There was a meeting in an opulent hotel dining room, a year and a half ago, another version of myself ago, a version that wore neckties for forty hours a week and processed insurance policies. The underwriting assistants were enjoying a company-paid meal to commiserate and discuss their successes, their techniques, their relationships with their underwriters.

I remember so little of this meeting. I don't remember what I ate. I remember that while I wasn't by any means a senior underwriting assistant I was the most senior of the class who had been hired within the previous two years.

I remember those who were senior to me expressing surprise when I rattled off the lengthy list of tasks I was asked to handle for one of my two underwriters. It was a lot, they said, that was asked of me. They didn't understand why I had so much on my plate.
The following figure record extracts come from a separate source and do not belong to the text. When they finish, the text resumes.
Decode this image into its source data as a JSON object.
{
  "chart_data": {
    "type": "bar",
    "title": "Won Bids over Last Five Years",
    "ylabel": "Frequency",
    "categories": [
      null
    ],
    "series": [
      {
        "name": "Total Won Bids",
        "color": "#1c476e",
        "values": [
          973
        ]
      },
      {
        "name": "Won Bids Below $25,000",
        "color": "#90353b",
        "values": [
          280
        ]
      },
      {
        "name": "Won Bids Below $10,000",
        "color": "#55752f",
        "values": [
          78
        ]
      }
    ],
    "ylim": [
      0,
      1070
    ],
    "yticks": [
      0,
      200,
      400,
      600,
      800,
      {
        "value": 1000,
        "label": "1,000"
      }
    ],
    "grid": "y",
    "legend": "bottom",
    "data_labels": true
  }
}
I process the meaning of these observations very deliberately. By the time I arrived at any sort of conclusion or thought of action I had been let go from the job, ostensibly for inadequate performance of the same list of tasks whose length had so raised the eyebrows of my colleagues.

I'm not complaining about my superior loading me down with work. I agreed to do the work. I said yes, every time, with gusto. When my colleagues told me at that luncheon that I was doing an awful lot my initial reaction was a sense of pride. Yes. I stand before you thy trusty lieutenant, ready and willing to do whatever it takes to see the job done and done well.

I tolerate a lot. I'm quick to respond to requests with "no problem" and I maintain a wide radius of destinations that are not out my way. I don't know if this comes across as doormat behavior or self-important nobility bullshit.

The point is that I'm willing to accept conditions far below the accepted conditions of other reasonable people. It might be a pathological need to be liked by everybody or it might be a learned behavior based on my history of avoiding and defusing conflict. The problem, I'm realizing, is that I've gradually lost a sense of what exactly it is that I myself want. I know the base level of almost everything that I might need to survive but my perception of what I might desire beyond that is hazy.

It's not that I'm not selfish. I know where my selfishness lies. But I treat my selfishness as one would treat a Dickensian orphan, as something that seems to exist only to inconvenience the glistening facade of my soul. Ego is self and this other quality is only self-ish. If it must live here please see that it stays in the cellar when company is calling.

It's as though my attempts to be selfless have led me to become less of myself. It leads me to wonder how much stock I ever put in my dreams in the first place, how much fight I really keep in the furnace.

Socrates and Sartre have slightly differing opinions on the relationship of do and be. Right now I'm just trying to figure out my want as it relates to either.